Vegan Grub for Everyone—Even Your Dog
The prepared foods area has added some never-before-seen dishes, including one straight out of the playbook of chef Neal Fraser’s Fritzi Dog: the carrot dog. Yes, it’s a soft-cooked carrot with some slaw and spicy stuff, and it tastes about as much like a hot dog as it does a plate of prime rib. However, should you have a hankering for something tube-shaped in a bun, this’ll do. But if you’ve talked to anyone from New York over the past year—vegan or not—they’ve probably gushed over vegan food’s current ‘it’ girl Chloe Coscarelli. The first L.A. outpost of her New York restaurant by. CHLOE will be attached to the store, and they’re offering nut, grain, and bean-based burgers, fancy brunch fare, air-baked fries, juices, etc. Plus, if there’s one thing vegans care about more than their own bodies, it’s their animals. So it just makes sense that Chloe would craft whole-oat K9 cupcakes for the pups, too.

aisels2Big Aisles
Have you ever tried to take a shopping cart through the aisles of a Trader Joe’s? It’s like trying to squeeze into a pair of Lululemons after eating four vegan dog cupcakes (see above). These aisles at 365 just feel big and spacious and uncluttered. Perhaps that’s from all the fancy high-end items they’re not carrying?

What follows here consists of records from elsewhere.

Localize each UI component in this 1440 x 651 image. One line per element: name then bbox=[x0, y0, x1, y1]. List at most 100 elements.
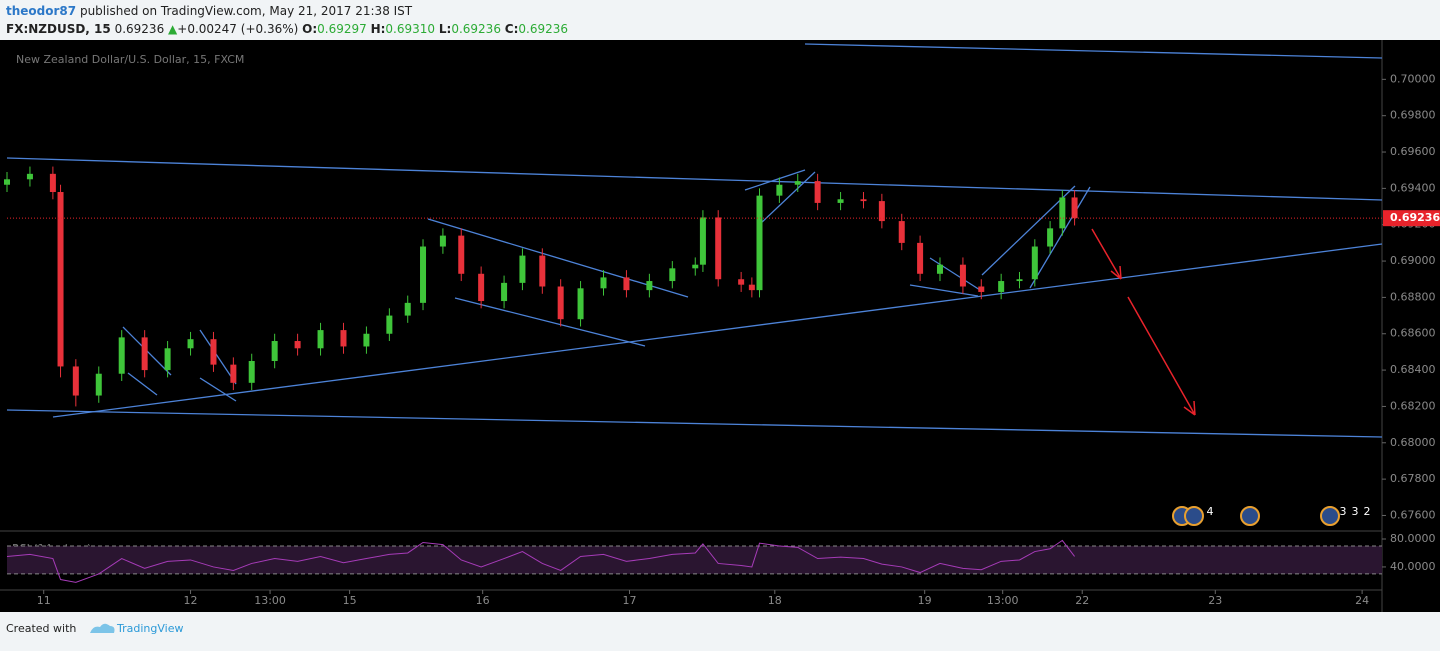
y-tick-label: 0.69800 bbox=[1390, 109, 1436, 122]
c: 0.69236 bbox=[518, 22, 568, 36]
y-tick-label: 0.68000 bbox=[1390, 436, 1436, 449]
rsi-line bbox=[6, 539, 1075, 583]
event-label: 4 bbox=[1207, 505, 1214, 518]
candle-body bbox=[271, 341, 278, 362]
y-tick-label: 0.69000 bbox=[1390, 254, 1436, 267]
y-tick-label: 0.68400 bbox=[1390, 363, 1436, 376]
candle-body bbox=[748, 284, 755, 291]
rsi-tick-label: 80.0000 bbox=[1390, 532, 1436, 545]
event-icon[interactable] bbox=[1320, 506, 1340, 526]
x-tick-label: 16 bbox=[476, 594, 490, 607]
candle-body bbox=[49, 173, 56, 193]
trendline bbox=[6, 409, 1383, 438]
candle-body bbox=[404, 302, 411, 316]
x-tick-label: 13:00 bbox=[987, 594, 1019, 607]
price: 0.69236 bbox=[115, 22, 165, 36]
candle-body bbox=[646, 281, 653, 291]
candle-body bbox=[501, 282, 508, 302]
x-tick-label: 13:00 bbox=[254, 594, 286, 607]
candle-body bbox=[878, 201, 885, 222]
candle-body bbox=[478, 273, 485, 302]
candle-body bbox=[1016, 279, 1023, 282]
trendline bbox=[1029, 186, 1091, 289]
candle-body bbox=[692, 264, 699, 269]
candle-body bbox=[917, 242, 924, 274]
trendline bbox=[759, 171, 816, 225]
h: 0.69310 bbox=[385, 22, 435, 36]
candle-body bbox=[118, 337, 125, 374]
l: 0.69236 bbox=[451, 22, 501, 36]
header-line: theodor87 published on TradingView.com, … bbox=[6, 4, 413, 18]
candle-body bbox=[294, 341, 301, 349]
x-tick-label: 18 bbox=[768, 594, 782, 607]
candle-body bbox=[998, 281, 1005, 292]
candle-body bbox=[715, 217, 722, 280]
candle-body bbox=[959, 264, 966, 287]
candle-body bbox=[557, 286, 564, 320]
rsi-band bbox=[7, 545, 1382, 574]
y-tick-label: 0.67600 bbox=[1390, 508, 1436, 521]
events bbox=[1172, 506, 1340, 526]
candle-body bbox=[669, 268, 676, 282]
x-tick-label: 15 bbox=[343, 594, 357, 607]
change: +0.00247 (+0.36%) bbox=[177, 22, 298, 36]
y-tick-label: 0.67800 bbox=[1390, 472, 1436, 485]
x-tick-label: 12 bbox=[184, 594, 198, 607]
candle-body bbox=[699, 217, 706, 265]
event-label: 2 bbox=[1364, 505, 1371, 518]
x-tick-label: 11 bbox=[37, 594, 51, 607]
candle-body bbox=[814, 181, 821, 203]
candle-body bbox=[141, 337, 148, 371]
y-tick-label: 0.68600 bbox=[1390, 327, 1436, 340]
x-tick-label: 17 bbox=[622, 594, 636, 607]
candle-body bbox=[187, 339, 194, 349]
arrow bbox=[1127, 296, 1196, 416]
candle-body bbox=[756, 195, 763, 291]
candle-body bbox=[837, 199, 844, 203]
candle-body bbox=[439, 235, 446, 247]
published: published on TradingView.com, May 21, 20… bbox=[80, 4, 413, 18]
l-label: L: bbox=[439, 22, 451, 36]
symbol: FX:NZDUSD, 15 bbox=[6, 22, 111, 36]
candle-body bbox=[1071, 197, 1078, 219]
arrows bbox=[1091, 228, 1196, 416]
event-icon[interactable] bbox=[1184, 506, 1204, 526]
author[interactable]: theodor87 bbox=[6, 4, 76, 18]
candle-body bbox=[600, 277, 607, 289]
candle-body bbox=[95, 373, 102, 396]
rsi-tick-label: 40.0000 bbox=[1390, 560, 1436, 573]
candle-body bbox=[936, 264, 943, 274]
candle-body bbox=[1047, 228, 1054, 247]
footer-created: Created with bbox=[6, 622, 76, 635]
trendline bbox=[744, 169, 806, 191]
event-icon[interactable] bbox=[1240, 506, 1260, 526]
candle-body bbox=[420, 246, 427, 303]
h-label: H: bbox=[371, 22, 386, 36]
candle-body bbox=[794, 181, 801, 185]
o-label: O: bbox=[302, 22, 317, 36]
trendlines bbox=[6, 43, 1383, 438]
x-tick-label: 24 bbox=[1355, 594, 1369, 607]
trendline bbox=[909, 284, 979, 297]
candle-body bbox=[738, 279, 745, 285]
footer-brand[interactable]: TradingView bbox=[116, 622, 183, 635]
trendline bbox=[6, 157, 1383, 201]
candle-body bbox=[363, 333, 370, 347]
candle-body bbox=[248, 361, 255, 383]
trendline bbox=[127, 372, 158, 396]
y-tick-label: 0.68200 bbox=[1390, 399, 1436, 412]
event-label: 3 bbox=[1352, 505, 1359, 518]
arrow bbox=[1091, 228, 1122, 280]
candle-body bbox=[519, 255, 526, 283]
candle-body bbox=[386, 315, 393, 334]
y-tick-label: 0.68800 bbox=[1390, 290, 1436, 303]
candle-body bbox=[623, 277, 630, 291]
trendline bbox=[199, 329, 237, 385]
trendline bbox=[199, 377, 237, 402]
candle-body bbox=[577, 288, 584, 320]
y-tick-label: 0.70000 bbox=[1390, 72, 1436, 85]
y-tick-label: 0.69400 bbox=[1390, 181, 1436, 194]
candle-body bbox=[340, 330, 347, 347]
trendline bbox=[804, 43, 1383, 59]
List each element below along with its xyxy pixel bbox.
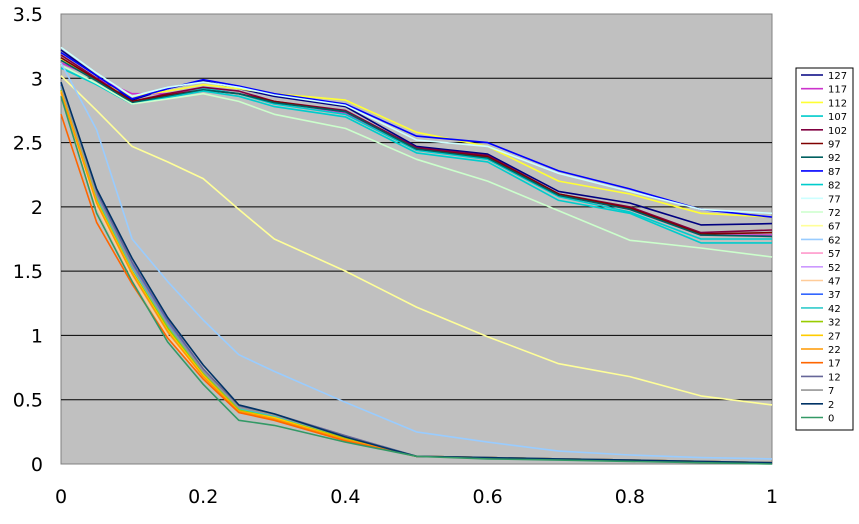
legend-label-57: 57 [828, 249, 841, 260]
legend-label-127: 127 [828, 71, 847, 82]
legend-label-42: 42 [828, 304, 841, 315]
y-tick-label: 2 [31, 197, 43, 219]
series-line-127 [60, 49, 773, 226]
y-tick-label: 2.5 [13, 133, 43, 155]
series-line-92 [60, 59, 773, 238]
series-line-77 [60, 46, 773, 215]
x-tick-label: 0.4 [330, 486, 360, 508]
y-tick-label: 3 [31, 68, 43, 90]
y-tick-label: 0 [31, 454, 43, 476]
series-line-72 [60, 64, 773, 258]
legend-label-47: 47 [828, 277, 841, 288]
legend-label-17: 17 [828, 359, 841, 370]
legend-label-102: 102 [828, 126, 847, 137]
plot-area [60, 13, 773, 465]
x-axis-ticks: 0 0.2 0.4 0.6 0.8 1 [55, 486, 778, 508]
legend: 1271171121071029792878277726762575247374… [795, 67, 854, 431]
legend-label-0: 0 [828, 414, 834, 425]
legend-label-117: 117 [828, 85, 847, 96]
series-line-87 [60, 51, 773, 218]
legend-label-67: 67 [828, 222, 841, 233]
series-lines [60, 46, 773, 465]
legend-label-62: 62 [828, 235, 841, 246]
x-tick-label: 0.8 [615, 486, 645, 508]
x-tick-label: 0.6 [472, 486, 502, 508]
legend-label-22: 22 [828, 345, 841, 356]
legend-label-37: 37 [828, 290, 841, 301]
legend-label-87: 87 [828, 167, 841, 178]
legend-label-72: 72 [828, 208, 841, 219]
x-tick-label: 1 [766, 486, 778, 508]
legend-label-107: 107 [828, 112, 847, 123]
y-tick-label: 3.5 [13, 4, 43, 26]
series-line-67 [60, 75, 773, 406]
y-tick-label: 1 [31, 325, 43, 347]
x-tick-label: 0.2 [188, 486, 218, 508]
y-tick-label: 1.5 [13, 261, 43, 283]
legend-label-12: 12 [828, 372, 841, 383]
y-tick-label: 0.5 [13, 390, 43, 412]
legend-label-32: 32 [828, 318, 841, 329]
y-axis-ticks: 0 0.5 1 1.5 2 2.5 3 3.5 [13, 4, 43, 476]
legend-label-97: 97 [828, 140, 841, 151]
series-line-2 [60, 81, 773, 464]
legend-label-7: 7 [828, 386, 834, 397]
legend-label-82: 82 [828, 181, 841, 192]
series-line-62 [60, 62, 773, 460]
series-line-0 [60, 96, 773, 465]
legend-label-27: 27 [828, 331, 841, 342]
legend-label-2: 2 [828, 400, 834, 411]
legend-box [795, 67, 854, 431]
legend-label-77: 77 [828, 194, 841, 205]
legend-label-92: 92 [828, 153, 841, 164]
x-tick-label: 0 [55, 486, 67, 508]
legend-label-52: 52 [828, 263, 841, 274]
legend-label-112: 112 [828, 98, 847, 109]
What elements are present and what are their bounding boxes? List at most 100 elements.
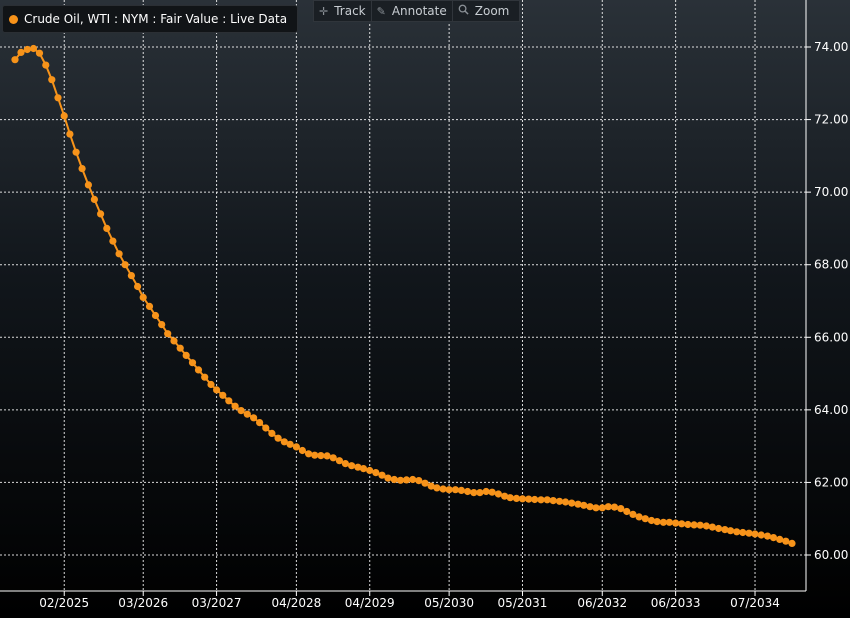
series-layer (11, 44, 796, 548)
data-point (592, 504, 600, 512)
data-point (182, 351, 190, 359)
data-point (488, 488, 496, 496)
data-point (629, 510, 637, 518)
data-point (145, 302, 154, 310)
track-label: Track (334, 4, 366, 18)
data-point (739, 528, 747, 537)
data-point (445, 486, 453, 494)
data-point (48, 76, 56, 84)
data-point (341, 460, 349, 468)
annotate-button[interactable]: ✎ Annotate (372, 1, 453, 21)
data-point (678, 520, 686, 528)
data-point (580, 501, 588, 509)
series-legend[interactable]: Crude Oil, WTI : NYM : Fair Value : Live… (2, 5, 298, 33)
data-point (543, 496, 551, 504)
data-point (549, 497, 557, 505)
data-point (90, 195, 98, 203)
data-point (54, 94, 62, 102)
data-point (292, 443, 300, 451)
data-point (317, 452, 325, 460)
data-point (207, 380, 215, 389)
data-point (439, 485, 447, 493)
data-point (323, 452, 331, 460)
data-point (623, 507, 631, 516)
x-tick-label: 05/2030 (424, 596, 474, 610)
data-point (354, 463, 362, 471)
data-point (512, 494, 521, 502)
data-point (139, 293, 147, 301)
series-marker-icon (9, 14, 18, 24)
data-point (286, 440, 294, 448)
data-point (415, 477, 423, 485)
data-point (427, 482, 435, 490)
pencil-icon: ✎ (376, 4, 386, 18)
data-point (194, 366, 203, 374)
data-point (402, 476, 411, 484)
track-button[interactable]: ✛ Track (314, 1, 372, 21)
data-point (506, 494, 514, 502)
data-point (757, 531, 765, 539)
data-point (280, 438, 288, 446)
chart-toolbar: ✛ Track ✎ Annotate Zoom (313, 0, 520, 22)
data-point (390, 475, 398, 484)
data-point (348, 462, 356, 470)
data-point (243, 410, 251, 418)
data-point (672, 519, 680, 527)
data-point (298, 446, 306, 455)
zoom-button[interactable]: Zoom (453, 1, 515, 21)
data-point (305, 450, 313, 458)
data-point (378, 471, 386, 479)
data-point (35, 49, 44, 57)
data-point (97, 210, 105, 218)
data-point (726, 527, 735, 535)
x-tick-label: 07/2034 (730, 596, 780, 610)
data-point (72, 148, 80, 156)
data-point (421, 479, 429, 487)
y-tick-label: 72.00 (814, 113, 848, 127)
data-point (103, 224, 111, 232)
data-point (384, 474, 392, 482)
data-point (696, 521, 704, 529)
data-point (60, 112, 68, 120)
data-point (641, 515, 649, 523)
data-point (219, 391, 227, 399)
data-point (763, 532, 772, 540)
x-tick-label: 06/2033 (651, 596, 701, 610)
y-tick-label: 74.00 (814, 40, 848, 54)
data-point (568, 499, 576, 507)
data-point (518, 495, 527, 503)
data-point (250, 414, 258, 422)
data-point (151, 311, 160, 320)
data-point (17, 48, 25, 57)
data-point (684, 520, 692, 529)
x-tick-label: 05/2031 (498, 596, 548, 610)
data-point (311, 451, 319, 459)
data-point (213, 386, 221, 394)
data-point (501, 492, 509, 500)
data-point (635, 513, 643, 521)
data-point (366, 466, 374, 475)
data-point (409, 475, 417, 484)
data-point (708, 523, 717, 531)
data-point (476, 489, 484, 497)
data-point (788, 539, 796, 548)
data-point (78, 165, 86, 173)
data-point (604, 503, 612, 511)
data-point (396, 476, 405, 484)
data-point (751, 530, 759, 538)
data-point (268, 429, 276, 437)
data-point (262, 424, 270, 432)
data-point (164, 330, 172, 338)
data-point (617, 505, 625, 513)
data-point (659, 518, 668, 526)
y-tick-label: 66.00 (814, 330, 848, 344)
data-point (42, 61, 50, 69)
data-point (482, 487, 490, 496)
data-point (451, 486, 459, 494)
data-point (690, 521, 698, 529)
data-point (121, 261, 129, 269)
data-point (329, 454, 337, 462)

Photograph courtesy Whole Foods

Which brings us to one caveat we’d like to make about this new market: there’s something condescending about conflating the ideas of value and reduced access to higher quality items. It’s as if we can’t be trusted around bottles of $36 olive oil or premium, freshly cut rib eye steaks. The kindergarten-esque color scheme, too, seems to only enforce the feeling that we’re being treated like children. (Don’t get us started on that Silver Lake/Silver Kale anagram mural, which seems like something scraped up from the Portlandia cutting room floor.) Limiting our choices isn’t the same as saving us money. Stop pretending it is.

Still, as a northeast L.A. resident with a penchant for pre-packaged non-GMO chicken thighs and futuristic beverage dispensers, this will likely become one of my regular grocery stores, and I’m happy it’s here. Which is to say, see you at the tea.Bot, folks.